Darum geht es: Die Ukraine setzt das Alter für die Einberufung zum Militärdienst von 27 auf 25 Jahre herunter. Präsident Wolodimir Selenski hat ein entsprechendes Gesetz unterzeichnet. Es wurde bereits vor einem Jahr vom Parlament verabschiedet und tritt nun sofort in Kraft. Ausgehend von den Geburtenziffern Ende der 1990er-Jahre können damit theoretisch gut 400'000 weitere Männer für den Kriegsdienst eingezogen werden. Schätzungen gehen davon aus, dass derzeit rund eine Million Ukrainerinnen und Ukrainerinnen unter Waffen stehen.
Der Hintergrund: Die ukrainische Armee hat seit dem Grossangriff der Russen Ende Februar 2022 grosse Verluste erlitten. Das Ausmass der Toten und Verletzten im Krieg wird allerdings geheim gehalten. Seit Monaten wird in der Ukraine heftig über die Einberufung in die Armee diskutiert. Und für die ukrainische Armee wird es immer schwieriger, Freiwillige für den Einsatz an der Front zu finden.
Der Bedarf: Mit der Verhängung des Kriegsrechts nach dem russischen Grossangriff wurde Männern im wehrfähigen Alter zwischen 18 und 60 Jahren die Ausreise aus der Ukraine mit wenigen Ausnahmen verboten. Eingezogen wurden bisher jedoch nur Männer im Reservistenalter ab 27. Angesichts der schweren Lage an der Front hatte Präsident Selenski vor einigen Monaten den Zusatzbedarf an Soldaten mit bis zu 500'000 angegeben.
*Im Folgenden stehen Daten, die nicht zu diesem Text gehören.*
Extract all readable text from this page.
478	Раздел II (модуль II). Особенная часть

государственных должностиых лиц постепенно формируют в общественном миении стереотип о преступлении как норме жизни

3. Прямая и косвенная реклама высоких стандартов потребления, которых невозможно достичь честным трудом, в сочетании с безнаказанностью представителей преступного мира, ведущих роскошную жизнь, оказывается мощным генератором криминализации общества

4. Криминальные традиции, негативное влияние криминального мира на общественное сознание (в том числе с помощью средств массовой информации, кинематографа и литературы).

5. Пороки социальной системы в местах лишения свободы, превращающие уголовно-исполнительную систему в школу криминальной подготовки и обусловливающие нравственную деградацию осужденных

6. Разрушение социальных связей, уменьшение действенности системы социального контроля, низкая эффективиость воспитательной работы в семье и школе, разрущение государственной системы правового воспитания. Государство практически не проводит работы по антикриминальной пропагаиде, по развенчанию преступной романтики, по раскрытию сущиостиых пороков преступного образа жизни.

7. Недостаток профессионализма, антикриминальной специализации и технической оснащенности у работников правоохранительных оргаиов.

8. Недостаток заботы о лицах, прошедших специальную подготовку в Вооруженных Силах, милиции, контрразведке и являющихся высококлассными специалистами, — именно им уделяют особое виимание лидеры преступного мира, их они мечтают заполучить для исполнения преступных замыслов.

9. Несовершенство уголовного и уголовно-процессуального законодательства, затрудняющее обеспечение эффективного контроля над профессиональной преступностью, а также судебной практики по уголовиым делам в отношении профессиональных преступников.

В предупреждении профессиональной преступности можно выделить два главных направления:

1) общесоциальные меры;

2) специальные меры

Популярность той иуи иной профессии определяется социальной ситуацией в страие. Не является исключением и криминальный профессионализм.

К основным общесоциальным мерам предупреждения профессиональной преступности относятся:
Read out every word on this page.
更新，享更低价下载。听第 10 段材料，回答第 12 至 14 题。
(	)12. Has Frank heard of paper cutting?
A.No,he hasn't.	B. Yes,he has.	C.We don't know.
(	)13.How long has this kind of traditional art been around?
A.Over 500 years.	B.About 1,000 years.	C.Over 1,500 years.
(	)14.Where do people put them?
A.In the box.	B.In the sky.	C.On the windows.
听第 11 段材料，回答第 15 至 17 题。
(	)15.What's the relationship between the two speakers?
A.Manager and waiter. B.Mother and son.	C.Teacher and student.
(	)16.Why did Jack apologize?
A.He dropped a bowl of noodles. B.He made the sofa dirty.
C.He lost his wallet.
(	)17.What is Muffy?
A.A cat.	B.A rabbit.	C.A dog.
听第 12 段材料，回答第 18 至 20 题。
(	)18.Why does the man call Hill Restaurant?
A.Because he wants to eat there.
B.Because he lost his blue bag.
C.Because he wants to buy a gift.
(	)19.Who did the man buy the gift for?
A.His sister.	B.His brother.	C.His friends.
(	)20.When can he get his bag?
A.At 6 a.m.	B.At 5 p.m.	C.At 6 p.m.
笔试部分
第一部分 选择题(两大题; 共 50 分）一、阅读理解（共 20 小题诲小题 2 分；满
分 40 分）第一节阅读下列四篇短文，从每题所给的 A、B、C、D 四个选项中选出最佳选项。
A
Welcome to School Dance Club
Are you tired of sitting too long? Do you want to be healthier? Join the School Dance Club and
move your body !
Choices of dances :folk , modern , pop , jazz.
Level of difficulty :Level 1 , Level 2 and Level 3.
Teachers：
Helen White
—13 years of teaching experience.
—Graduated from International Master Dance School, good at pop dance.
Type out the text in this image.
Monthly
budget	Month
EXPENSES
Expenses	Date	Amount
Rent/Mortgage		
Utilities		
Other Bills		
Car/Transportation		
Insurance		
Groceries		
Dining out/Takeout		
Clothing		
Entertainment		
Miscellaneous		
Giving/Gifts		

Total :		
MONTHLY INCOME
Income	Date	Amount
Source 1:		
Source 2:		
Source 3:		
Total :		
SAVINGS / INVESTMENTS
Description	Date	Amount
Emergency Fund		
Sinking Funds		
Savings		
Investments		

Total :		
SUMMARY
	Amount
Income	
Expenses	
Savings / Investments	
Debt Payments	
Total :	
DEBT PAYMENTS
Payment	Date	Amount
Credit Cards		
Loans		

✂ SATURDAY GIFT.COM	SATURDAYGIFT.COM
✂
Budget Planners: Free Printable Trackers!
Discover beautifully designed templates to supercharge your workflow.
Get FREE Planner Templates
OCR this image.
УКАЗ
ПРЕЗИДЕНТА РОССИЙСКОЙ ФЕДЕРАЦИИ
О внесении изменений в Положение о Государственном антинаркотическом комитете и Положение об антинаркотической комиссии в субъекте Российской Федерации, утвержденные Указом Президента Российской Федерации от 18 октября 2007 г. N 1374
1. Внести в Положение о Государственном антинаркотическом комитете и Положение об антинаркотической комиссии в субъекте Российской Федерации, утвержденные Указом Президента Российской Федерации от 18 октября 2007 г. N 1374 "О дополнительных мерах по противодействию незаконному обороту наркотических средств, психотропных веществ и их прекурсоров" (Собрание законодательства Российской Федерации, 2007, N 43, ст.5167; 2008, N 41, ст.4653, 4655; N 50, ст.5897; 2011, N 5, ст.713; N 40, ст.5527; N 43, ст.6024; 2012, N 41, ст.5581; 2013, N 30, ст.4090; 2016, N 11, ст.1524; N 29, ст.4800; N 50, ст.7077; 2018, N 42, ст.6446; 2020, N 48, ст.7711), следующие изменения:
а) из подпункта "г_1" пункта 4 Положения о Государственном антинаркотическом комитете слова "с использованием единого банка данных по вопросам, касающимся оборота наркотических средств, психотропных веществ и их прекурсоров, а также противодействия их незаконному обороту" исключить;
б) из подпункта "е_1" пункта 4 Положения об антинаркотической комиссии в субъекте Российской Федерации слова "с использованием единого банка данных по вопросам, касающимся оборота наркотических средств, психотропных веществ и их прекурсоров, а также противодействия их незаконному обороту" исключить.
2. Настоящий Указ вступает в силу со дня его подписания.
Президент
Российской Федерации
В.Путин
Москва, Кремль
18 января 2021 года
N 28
Laut dem neuen Armeechef Olexander Sirski ist die Zahl allerdings etwas hoch gegriffen.
Für die Ukraine geht es um das Überleben als Staat, als Nation.
Die Drückeberger: Immer wieder gab es Berichte, wonach sich junge Männer von einer Einberufung freikauften – mithilfe korrupter Beamter. «Das Ausmass dürfte allerdings nicht riesig sein», sagt der ukrainische Journalist Denis Trubetskoy. Er lebt in Kiew. In gewissen Einzelfällen hätten zwar bis zu 10'000 Euro den Besitzer gewechselt, damit ein Betroffener als kriegsdienstuntauglich eingestuft wurde. Doch bei einer Million Angehörigen in der Armee gehe es um vergleichsweise wenige Fälle. Jetzt wird parallel zur Herabsetzung des Einberufungsalters auch ein Beschluss über verschärfte Mobilmachungsregeln erwartet.
Das Schicksal akzeptieren: «Natürlich gibt es auch Männer, die nicht in den Krieg wollen und sich verstecken», sagt Trubetskoy. Doch in der Mehrheit fügten sich die Betroffenen ihrem Schicksal: Wer in der Ukraine eingezogen werde, akzeptiere meist, dass es jetzt auch an ihm sei, das Land zu verteidigen. «Schliesslich geht es für die Ukraine um das Überleben als Staat, als Nation.» Das grössere Problem sei, dass viele Ukrainer nicht bei den Behörden gemeldet seien und somit auch nicht zur Musterung aufgeboten werden können.